Physical exercise can stop you from wasting unnecessary brain power by disengaging your mind from stress and worry. But can you get the same effect by simply distracting yourself with funny YouTube videos? Possibly, but there is another critical way in which physical activity boosts your ability to learn — that of contextual effect. “Everything we learn is connected in our mind to the context in which we learned it,” said Graf.
Whenever you take in a new piece of information, your mind automatically connects it with your current context and mental state, your environment, and the way in which you took in the information. So if you decide to cram an exam's worth of material in one night, chances are it won't work because all of the information is being stored in the same context and as a result, your brain will have trouble recalling and differentiating the information.
“In order for us to be good at remembering, we need a variety of different contexts,” said Graf.

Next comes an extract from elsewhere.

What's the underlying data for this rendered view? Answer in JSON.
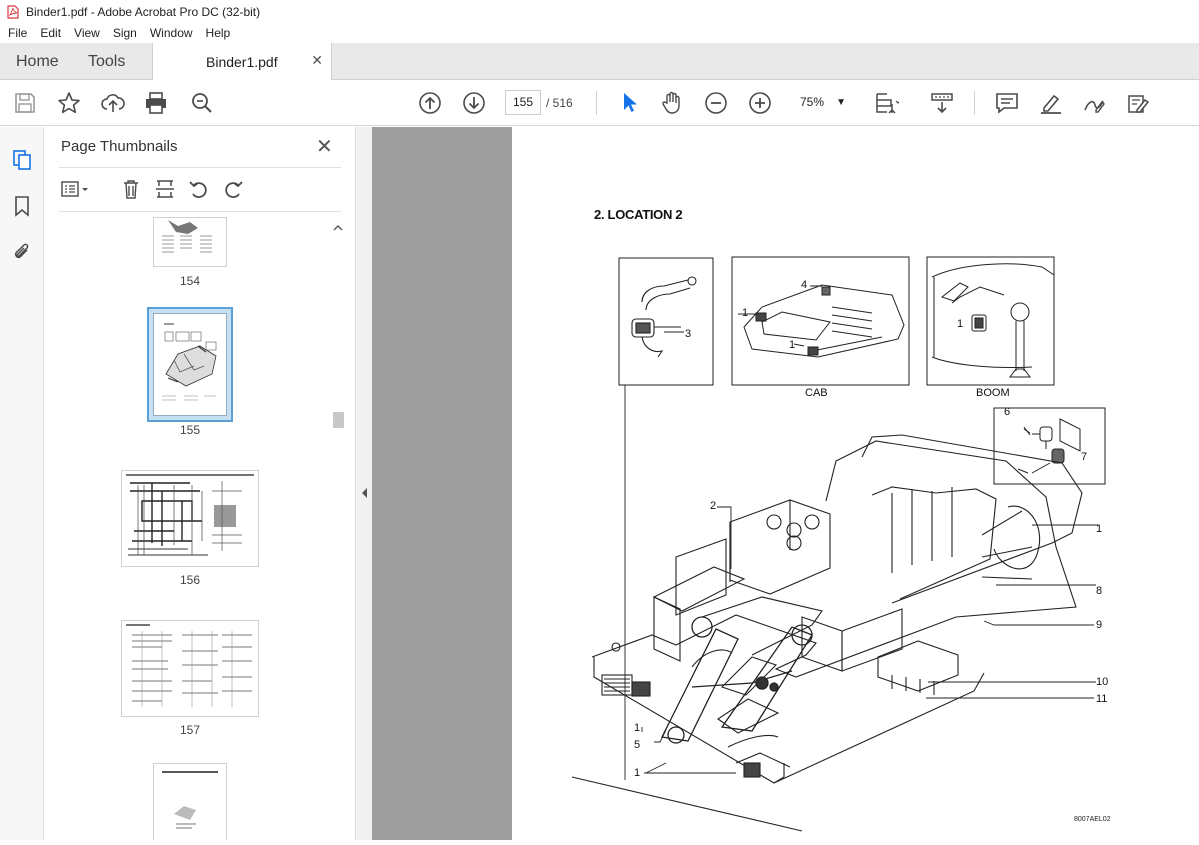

He illustrated the importance of context with an analogy. “Context is like what happens if you have a hook for hanging clothes. You can put one jacket on there, [and then] a second jacket no problem. But by the time you have 20 on there, obviously they don't stay on and maybe even the hook falls out. In the same way, if we put too much onto the same context that we have for remembering, we lose it. The context is no longer useful [and] it is no longer distinctive.”
Physical activity creates a new context, creating a new hook to hang information on — just scrolling through Facebook won't make that happen.
According to Graf, even simple things like walking outside, breathing in fresh air or seeing some friends can produce context variety and improve your learning. You really don't need a gym or a pool to be physically active — you might just need to be a bit creative.
“I live on the 25th floor of a high rise building. If it's a really rainy or winter day, I go run up and down the stairs in the stairway [since] there's nobody there. I could be naked if I wanted to. If I go up and down four times, I've done half the Grouse Grind. It's a solid, solid workout.”